Been thinking a lot lately, you know? Every four years these crazy Hollywood liberals come off like their opinion is the only one that matters.
If Bush wins, I’m off to Canada they say. If Bush wins again, I’m off to Canada they say. Well fuck that bleeding heart anti-American bullshit. If McCain Palin win in 2008, I’m not moving to Canada, I’m reenlisting. Yup. You heard right folks, re-en-fuck-ing-listing. Folks keep bashing Palin’s lack of experience when she’s the commander in chief of the largest state of the union. Folks keep saying McCain’s no different than Bush when he’s got bonafied maverick status.
So I’ve been thinking a lot lately, you know? About reenlisting. God. Country. Corps. The country is about to elect a deranged Muslim socialist with no plan but a bad one to be commander in chief. And what can I do? I figure I’ll straighten up, and let the country know they’ll have at least one more good Marine if they can put McCain in office.
No stop loss, no reenlistment bonus, and no more money for college. Just sign me up and send me over to the middle-fucking-east so I don’t get blamed for contributing to the white flag of surrender. Just send me over so I can do my American duty: spread democracy, stop terror, pick up dead bodies, hopefully kill something, and come home a bonafied maverick myself.

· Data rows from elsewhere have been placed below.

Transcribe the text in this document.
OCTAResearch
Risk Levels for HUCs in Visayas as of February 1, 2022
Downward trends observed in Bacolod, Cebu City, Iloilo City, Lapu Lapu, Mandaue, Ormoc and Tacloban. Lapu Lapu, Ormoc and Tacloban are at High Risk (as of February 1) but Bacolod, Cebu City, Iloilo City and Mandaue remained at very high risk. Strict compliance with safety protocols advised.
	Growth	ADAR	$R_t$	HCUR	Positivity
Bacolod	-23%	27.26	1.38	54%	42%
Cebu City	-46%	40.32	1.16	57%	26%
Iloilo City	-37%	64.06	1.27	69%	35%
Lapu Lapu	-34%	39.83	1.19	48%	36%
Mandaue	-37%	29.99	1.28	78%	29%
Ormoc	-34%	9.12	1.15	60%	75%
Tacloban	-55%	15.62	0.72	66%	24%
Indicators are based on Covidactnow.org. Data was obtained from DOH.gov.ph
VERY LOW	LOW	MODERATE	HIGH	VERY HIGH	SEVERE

You see, I’ve been real guilty the last few years for not going to Iraq. Did every damn thing the Marine Corps told me to do and how do I get repaid? They split my fucking unit up and I get to stay stateside. This is my chance. When I didn’t go I was pissed to say the least. The last few months in particular. I’ve been doing this anti-war shit. Can you believe that? An anti-war Marine? Get the fuck out. Must be me just acting out, because I miss that shit. Like I’m some fucking adolescent going against the grain…man I gotta get back in step. I miss that shit. The rhetoric, the rush, the fucked up romanticizing of warfare. Thoughts of warring with some less sophisticated enemy that rides around on camels and blows shit up in the name of god. God I miss it.
I miss racial epithets: Arab, hadji, towel head, raghead.
I miss misogyny, homophobia and patriarchy. Pussies are for fucking and mouths are for sucking. I’m getting laid like it’s a fucking game.
I miss anthrax shots and funeral duty. Training in the morgue and getting drunk before bed.
I miss PFT’s and platoon rivalries. I miss that shit.
And it hit me today, like a brick fucking wall. That I miss it. That I’ve been wrong – I gotta get back in. And if McCain Palin win, I’m reenlisting. I’ve already talked to a prior service recruiter. I have 2 MOS’s and I picked up Sgt. right before I got out-I didn’t even know because I was IRR. My MOS is supply and mortuary affairs. I got it made. Two things the marines will always need. Someone to send shit to the grunts that they’ll probably get late – and someone to pick up the dead fucking remains from the supply lacking grunts, fried helo pilots, BBQ’d tankers, and the occasional Iraqi civilian. If McCain Palin win, I got-it-fuck-ing-made dude. In like Flynn. 2 MOS’s. E-5. Motivated. Dedicated. Motivated. Dedicated.
Back to the rhetoric, back to the rush.
Back to romantic thoughts of fighting in some god forsaken land.
Back to racial epithets. Krout, gook, towel head, hadji.
Back to inoculation, burials, training, and drinking, and doing it all over again.
I miss that shit. But not for long America. On 4 November 2008 when McCain and Palin win I’m headed straight over to the office to sign back up. Gunny already knows, and he’s got my shit waiting.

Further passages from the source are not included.